*** 注意! 以下には本誌連載分のネタバレがあります ***
すみません、更新遅れました! 先週は管理人であるTaichiroさんが体調を激しく崩したり、病院行ったりとゴタゴタしてしまっていたのです。(ちなみに彼が「休学中」なのも、実はその関係だったりします。)
そんなわけで、結局更新作業はいずみの一人が担当することになった次第です。
さて、今回もページあたりの情報量が多いわ、複数のエピソードが同時進行してるわで、見所をチェックするのも大変。ぶっちゃけキリが無いので泣く泣く削ったポイントも多いです。
単行本(11巻収録分)の区切りとなる、「決着」のエピソードであるだけのことはあります。
■ ネギ vs タカミチ戦、決着!
前回、「瞬動術+魔法の射手+風障壁」という、カウンター狙いの新必殺技で突撃したネギ。そこへ更に「遅延呪文による魔法の射手」というダメ押しを用意していました。
そんなネギが全身全霊を注いで放った桜花崩拳(「魔法の射手・光の九矢」を乗せた魔力パンチ)ですが、
「タカミチは魔法の射手を2本までレジストできる」
「9本の魔法の射手を二回撃つ」
「(9−2)×2=14で14本通る」
というわかりやすい理屈によってタカミチの魔法障壁を破っています。
(「雷華崩拳」は2本レジストしていたタカミチ。97話)
更に、「魔力パンチ一発のダメージ=魔法の射手一本分」の法則を加味すると計15本分。単純計算で「魔力パンチの15倍」になるダメージを食らわせたことになるでしょう。

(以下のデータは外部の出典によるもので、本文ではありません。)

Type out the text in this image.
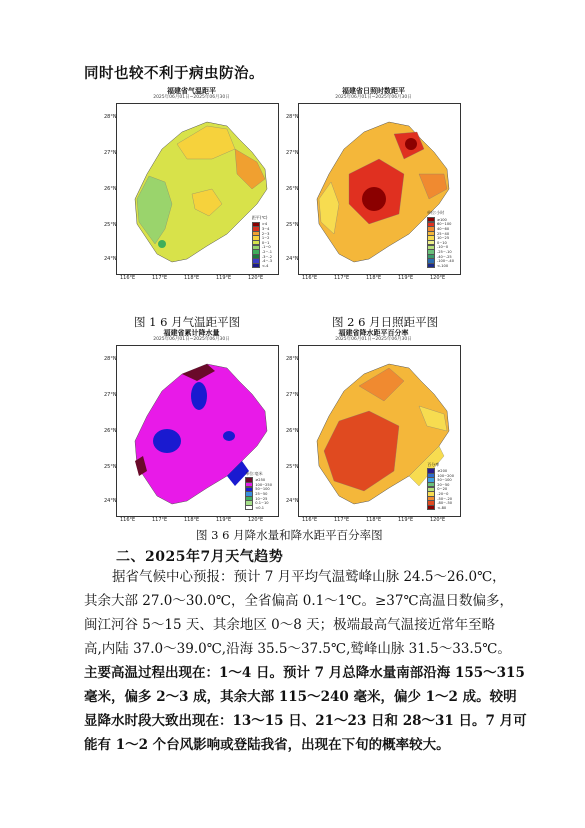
同时也较不利于病虫防治。
福建省气温距平
2025年06月01日~2025年06月30日
距平(℃)
>4
3~4
2~3
1~2
0~1
-1~0
-2~-1
-3~-2
-4~-3
<-4
28°N
27°N
26°N
25°N
24°N
116°E	117°E	118°E	119°E	120°E
福建省日照时数距平
2025年06月01日~2025年06月30日
单位:小时
≥100
60~100
40~60
25~40
10~25
0~10
-10~0
-25~-10
-40~-25
-100~-40
<-100
28°N
27°N
26°N
25°N
24°N
116°E	117°E	118°E	119°E	120°E
图 1 6 月气温距平图	图 2 6 月日照距平图
福建省累计降水量
2025年06月01日~2025年06月30日
单位:毫米
≥250
100~250
50~100
25~50
10~25
0.1~10
<0.1
28°N
27°N
26°N
25°N
24°N
116°E	117°E	118°E	119°E	120°E
福建省降水距平百分率
2025年06月01日~2025年06月30日
百分率
≥200
100~200
50~100
20~50
0~20
-20~0
-50~-20
-80~-50
<-80
28°N
27°N
26°N
25°N
24°N
116°E	117°E	118°E	119°E	120°E
图 3 6 月降水量和降水距平百分率图
二、2025年7月天气趋势
据省气候中心预报：预计 7 月平均气温鹫峰山脉 24.5～26.0℃，
其余大部 27.0～30.0℃，全省偏高 0.1～1℃。≥37℃高温日数偏多，
闽江河谷 5～15 天、其余地区 0～8 天；极端最高气温接近常年至略
高,内陆 37.0～39.0℃,沿海 35.5～37.5℃,鹫峰山脉 31.5～33.5℃。
主要高温过程出现在：1～4 日。预计 7 月总降水量南部沿海 155～315
毫米，偏多 2～3 成，其余大部 115～240 毫米，偏少 1～2 成。较明
显降水时段大致出现在：13～15 日、21～23 日和 28～31 日。7 月可
能有 1～2 个台风影响或登陆我省，出现在下旬的概率较大。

ダウン後、朝倉の「死んだ!?」「いえっ まずはカウントを!!」は笑えますね。確認する順番が逆だろう(笑)。
(8ページ目)
タカミチは一度起きあがろうとした後、自ら負けを認めましたが、おそらくタカミチはまだ起きあがることができたと思います。それでも負けを認めたのは、本人が言う通り「20歳以上の年齢差」というハンデの問題も確かにあったでしょう。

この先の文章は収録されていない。